When it comes to the Christmas party, employers should consider doing the following:
- Sending a friendly email to staff prior to the party reminding them of their responsibilities at the party. This email should outline what behaviour is acceptable and unacceptable. In particular, this email should refer to any relevant policies and to the need to exercise restraint in the consumption of alcohol.
- Ensuring that any alcohol available is served responsibly.
- Ensuring plenty of food and non-alcoholic drinks are made available.
- Holding the party away from the place of work.
- Ensuring that you have human resource policies in place that address issues that may occur at a Christmas party. These policies should at least cover issues of harassment (including sexual harassment), Occupational Health & Safety and responsible provision of alcohol.
- Making arrangements to help employees get home after the event, such as cab fares or organising a bus.
- Undertaking a risk-assessment of the event.
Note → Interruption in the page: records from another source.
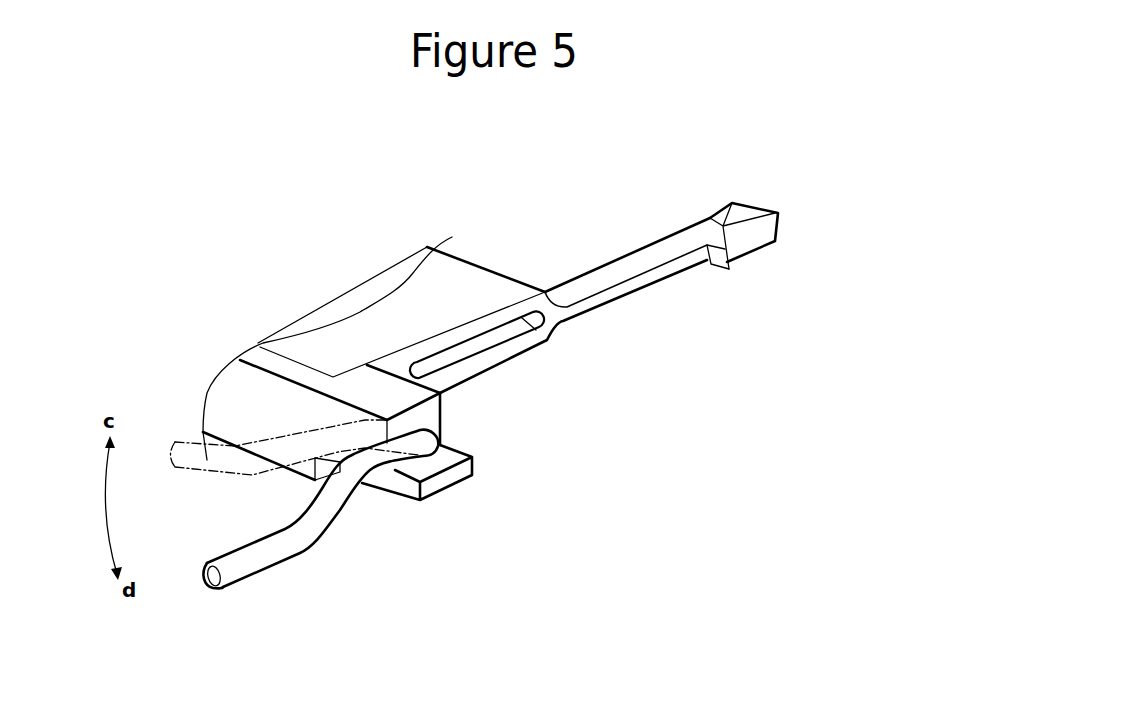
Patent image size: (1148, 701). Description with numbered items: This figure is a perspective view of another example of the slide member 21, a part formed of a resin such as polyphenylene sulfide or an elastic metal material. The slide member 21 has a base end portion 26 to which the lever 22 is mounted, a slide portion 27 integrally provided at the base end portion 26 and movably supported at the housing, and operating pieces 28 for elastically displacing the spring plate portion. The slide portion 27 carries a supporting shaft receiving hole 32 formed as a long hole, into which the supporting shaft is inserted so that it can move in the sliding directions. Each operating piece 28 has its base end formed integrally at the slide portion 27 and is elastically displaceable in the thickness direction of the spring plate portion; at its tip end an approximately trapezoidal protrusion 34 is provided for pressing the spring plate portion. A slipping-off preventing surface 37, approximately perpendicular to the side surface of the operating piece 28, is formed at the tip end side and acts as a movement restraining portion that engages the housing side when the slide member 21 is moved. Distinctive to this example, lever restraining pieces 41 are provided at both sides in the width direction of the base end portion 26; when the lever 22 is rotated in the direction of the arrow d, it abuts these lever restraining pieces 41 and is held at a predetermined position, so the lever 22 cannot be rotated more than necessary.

The slide member 21 is at (531, 309).
The lever 22 is at (315, 527).
The base end portion 26 is at (368, 393).
The slide portion 27 is at (467, 283).
The operating pieces 28 is at (620, 270).
The supporting shaft receiving hole 32 is at (477, 348).
The protrusion 34 is at (730, 200).
The slipping-off preventing surface 37 is at (710, 257).
The lever restraining pieces 41 is at (440, 462).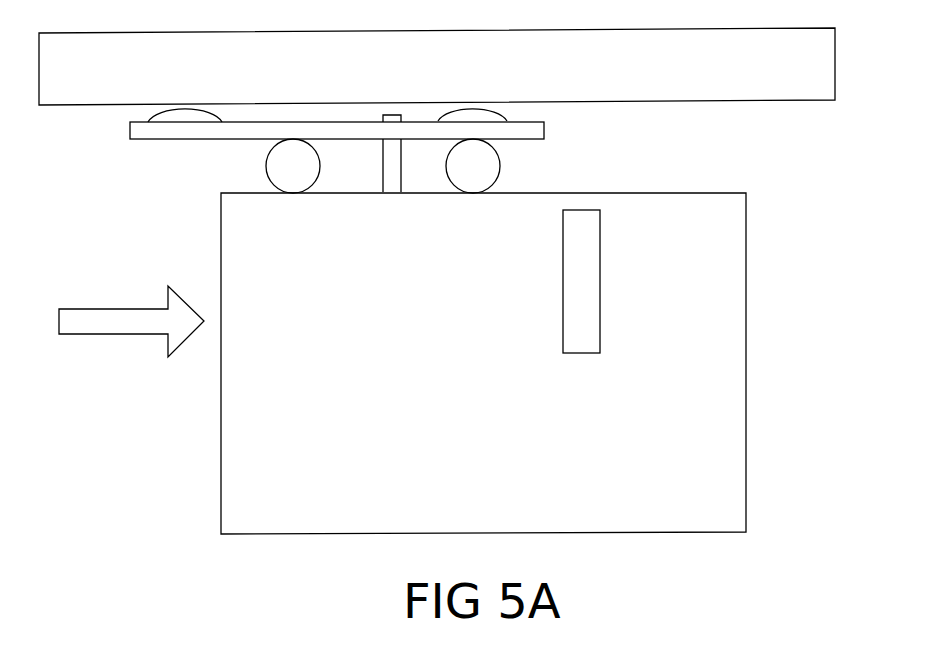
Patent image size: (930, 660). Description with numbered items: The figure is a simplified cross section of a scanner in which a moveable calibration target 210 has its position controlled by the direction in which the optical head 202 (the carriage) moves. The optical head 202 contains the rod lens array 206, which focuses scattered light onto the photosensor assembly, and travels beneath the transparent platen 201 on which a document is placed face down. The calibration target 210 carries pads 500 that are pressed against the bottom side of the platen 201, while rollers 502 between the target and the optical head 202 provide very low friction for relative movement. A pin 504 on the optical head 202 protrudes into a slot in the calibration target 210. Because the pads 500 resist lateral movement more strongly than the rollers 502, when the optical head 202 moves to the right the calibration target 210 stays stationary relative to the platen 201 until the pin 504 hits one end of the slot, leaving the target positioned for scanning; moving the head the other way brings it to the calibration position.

The transparent platen 201 is at (802, 100).
The pads 500 is at (148, 115).
The calibration target 210 is at (545, 138).
The pin 504 is at (383, 166).
The rollers 502 is at (268, 166).
The optical head 202 is at (750, 367).
The rod lens array 206 is at (605, 282).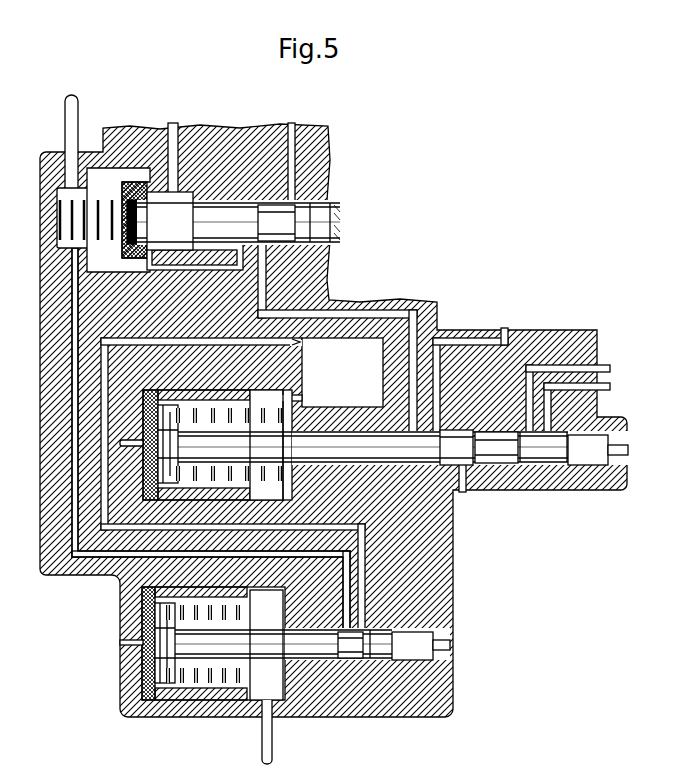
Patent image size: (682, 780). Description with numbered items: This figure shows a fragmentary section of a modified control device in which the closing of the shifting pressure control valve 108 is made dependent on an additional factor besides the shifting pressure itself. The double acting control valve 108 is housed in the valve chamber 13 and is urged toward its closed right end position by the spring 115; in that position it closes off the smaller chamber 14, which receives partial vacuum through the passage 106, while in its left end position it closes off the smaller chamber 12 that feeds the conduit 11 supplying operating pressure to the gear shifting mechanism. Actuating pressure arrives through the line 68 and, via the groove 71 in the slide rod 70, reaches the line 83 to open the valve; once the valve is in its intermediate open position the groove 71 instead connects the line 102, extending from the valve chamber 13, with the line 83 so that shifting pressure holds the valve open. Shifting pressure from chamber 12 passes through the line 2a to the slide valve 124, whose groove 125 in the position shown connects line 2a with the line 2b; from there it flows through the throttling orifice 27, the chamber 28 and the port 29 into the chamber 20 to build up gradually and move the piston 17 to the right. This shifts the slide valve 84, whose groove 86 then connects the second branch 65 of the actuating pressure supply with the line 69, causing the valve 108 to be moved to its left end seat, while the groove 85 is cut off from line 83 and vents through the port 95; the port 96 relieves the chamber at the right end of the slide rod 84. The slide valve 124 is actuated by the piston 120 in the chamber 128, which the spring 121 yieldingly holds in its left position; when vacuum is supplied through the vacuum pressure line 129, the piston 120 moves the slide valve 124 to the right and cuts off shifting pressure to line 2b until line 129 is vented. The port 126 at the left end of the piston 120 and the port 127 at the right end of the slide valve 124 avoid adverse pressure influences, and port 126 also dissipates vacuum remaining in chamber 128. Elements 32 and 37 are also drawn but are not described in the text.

The line 2a is at (72, 336).
The line 2b is at (207, 340).
The conduit 11 is at (72, 100).
The smaller chamber 12 is at (68, 240).
The valve chamber 13 is at (113, 268).
The smaller chamber 14 is at (188, 196).
The piston 17 is at (165, 490).
The chamber 20 is at (272, 487).
The throttling orifice 27 is at (292, 344).
The chamber 28 is at (342, 372).
The port 29 is at (292, 398).
The passage 32 is at (437, 362).
The pin 37 is at (138, 441).
The second branch 65 is at (548, 400).
The line 68 is at (291, 145).
The line 69 is at (528, 410).
The slide rod 70 is at (238, 222).
The groove 71 is at (272, 220).
The line 83 is at (298, 313).
The slide valve 84 is at (403, 444).
The groove 85 is at (418, 446).
The groove 86 is at (512, 448).
The port 95 is at (462, 480).
The port 96 is at (618, 452).
The line 102 is at (212, 268).
The passage 106 is at (172, 140).
The control valve 108 is at (135, 183).
The spring 115 is at (70, 218).
The piston 120 is at (182, 700).
The spring 121 is at (227, 606).
The slide valve 124 is at (312, 644).
The groove 125 is at (352, 646).
The port 126 is at (135, 641).
The port 127 is at (447, 645).
The chamber 128 is at (262, 692).
The vacuum pressure line 129 is at (272, 745).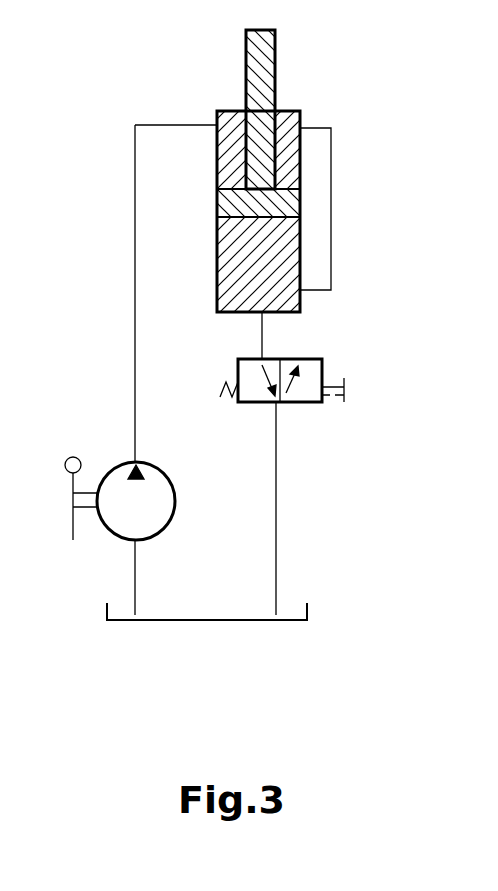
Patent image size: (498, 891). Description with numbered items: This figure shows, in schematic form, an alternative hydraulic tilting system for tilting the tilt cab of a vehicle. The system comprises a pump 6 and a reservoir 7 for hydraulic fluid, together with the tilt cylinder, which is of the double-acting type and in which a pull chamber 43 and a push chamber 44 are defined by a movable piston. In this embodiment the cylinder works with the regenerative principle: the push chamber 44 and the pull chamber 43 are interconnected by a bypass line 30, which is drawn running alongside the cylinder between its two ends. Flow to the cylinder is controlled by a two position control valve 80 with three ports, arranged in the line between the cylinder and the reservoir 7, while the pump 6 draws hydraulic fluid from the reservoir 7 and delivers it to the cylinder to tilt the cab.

The bypass line 30 is at (331, 210).
The pull chamber 43 is at (287, 118).
The push chamber 44 is at (296, 303).
The two position control valve 80 is at (310, 375).
The pump 6 is at (176, 501).
The reservoir 7 is at (212, 620).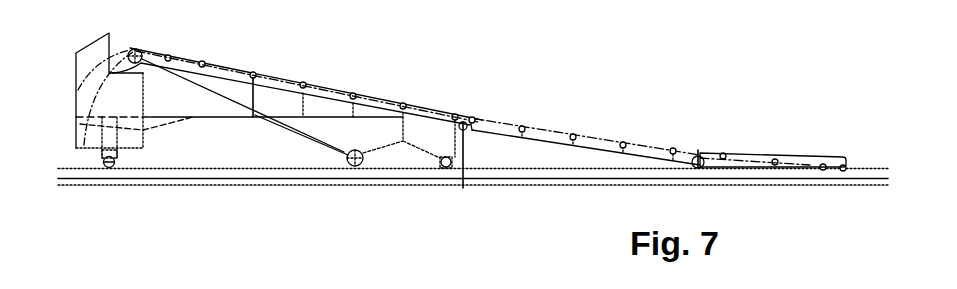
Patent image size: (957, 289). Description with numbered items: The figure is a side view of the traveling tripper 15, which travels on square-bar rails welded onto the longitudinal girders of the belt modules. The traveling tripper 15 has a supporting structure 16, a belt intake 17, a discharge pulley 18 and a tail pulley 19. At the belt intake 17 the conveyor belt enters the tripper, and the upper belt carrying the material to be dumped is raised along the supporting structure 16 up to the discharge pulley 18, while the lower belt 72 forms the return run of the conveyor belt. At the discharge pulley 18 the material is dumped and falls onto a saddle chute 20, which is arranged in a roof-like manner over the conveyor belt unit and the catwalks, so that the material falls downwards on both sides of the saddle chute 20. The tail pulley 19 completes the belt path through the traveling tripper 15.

The traveling tripper 15 is at (352, 60).
The supporting structure 16 is at (277, 98).
The belt intake 17 is at (542, 140).
The discharge pulley 18 is at (137, 50).
The tail pulley 19 is at (355, 166).
The saddle chute 20 is at (108, 98).
The lower belt 72 is at (192, 60).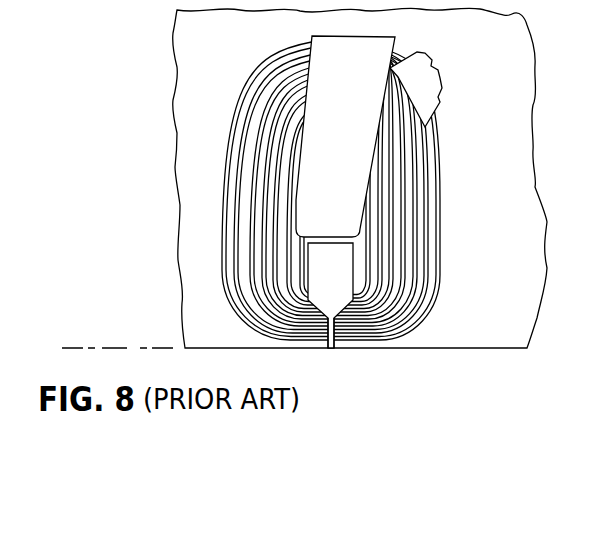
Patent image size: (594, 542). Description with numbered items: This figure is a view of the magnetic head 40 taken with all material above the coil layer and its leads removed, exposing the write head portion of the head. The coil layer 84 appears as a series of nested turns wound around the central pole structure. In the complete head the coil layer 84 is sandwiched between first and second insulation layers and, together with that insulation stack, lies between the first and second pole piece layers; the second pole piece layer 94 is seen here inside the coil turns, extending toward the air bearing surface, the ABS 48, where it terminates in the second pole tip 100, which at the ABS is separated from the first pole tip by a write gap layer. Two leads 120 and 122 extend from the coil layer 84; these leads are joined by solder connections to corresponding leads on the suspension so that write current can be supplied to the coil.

The magnetic head 40 is at (449, 170).
The ABS 48 is at (118, 346).
The coil layer 84 is at (422, 248).
The second pole piece layer 94 is at (344, 287).
The second pole tip 100 is at (332, 350).
The lead 120 is at (353, 134).
The lead 122 is at (433, 64).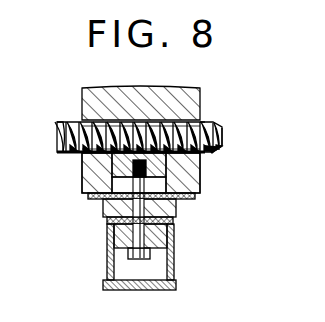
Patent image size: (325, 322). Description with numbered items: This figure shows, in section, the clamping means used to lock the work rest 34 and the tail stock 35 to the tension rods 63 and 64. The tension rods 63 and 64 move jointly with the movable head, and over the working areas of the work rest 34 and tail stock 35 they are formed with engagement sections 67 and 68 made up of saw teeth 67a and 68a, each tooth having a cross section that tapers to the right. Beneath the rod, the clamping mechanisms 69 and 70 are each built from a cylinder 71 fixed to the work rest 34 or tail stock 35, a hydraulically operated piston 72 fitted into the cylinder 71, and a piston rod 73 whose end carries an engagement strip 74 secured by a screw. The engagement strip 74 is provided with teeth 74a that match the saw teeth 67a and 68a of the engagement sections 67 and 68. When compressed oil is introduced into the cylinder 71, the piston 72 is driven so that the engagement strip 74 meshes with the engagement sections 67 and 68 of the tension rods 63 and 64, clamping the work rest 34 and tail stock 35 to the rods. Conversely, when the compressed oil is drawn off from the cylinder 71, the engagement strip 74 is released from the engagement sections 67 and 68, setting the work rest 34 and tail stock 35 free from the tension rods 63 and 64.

The work rest 34 is at (197, 102).
The tail stock 35 is at (183, 103).
The tension rod 63 is at (67, 123).
The tension rod 64 is at (114, 114).
The engagement section 67 is at (203, 134).
The engagement section 68 is at (249, 137).
The saw tooth 67a is at (210, 152).
The saw tooth 68a is at (258, 164).
The engagement strip 74 is at (91, 170).
The teeth 74a is at (196, 191).
The piston rod 73 is at (126, 208).
The piston 72 is at (116, 237).
The cylinder 71 is at (108, 274).
The clamping mechanism 69 is at (177, 238).
The clamping mechanism 70 is at (182, 248).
This must identify and then put in place measures to minimise risks.
- Ensuring that all responsible managers are made aware of any substance abuse or alcohol policies.
- Ensure that all responsible managers have the authority to step in should things get out of control.
- Checking that your insurance covers typical Christmas Party activities.
- Ensuring that there is a clear start and finish time to the Christmas party.
- Ensuring that it is made clear that any festivities that continue after the Christmas party are not endorsed by the employer and are on the employees’ own time.
Fringe Benefits Tax (FBT)
Generally, you won’t have to pay FBT if you host the Christmas party on your business premises on a work day, or keep the cost of the party (including gifts provided to employees) to below $300 per person.
The Australian Taxation Office says the cost of providing a Christmas party is income tax deductible only to the extent that it is subject to FBT. Therefore, any costs that are exempt from FBT (that is, exempt minor benefits and exempt property benefits) cannot be claimed as an income tax deduction. The costs of entertaining clients are not subject to FBT and are not income tax deductible.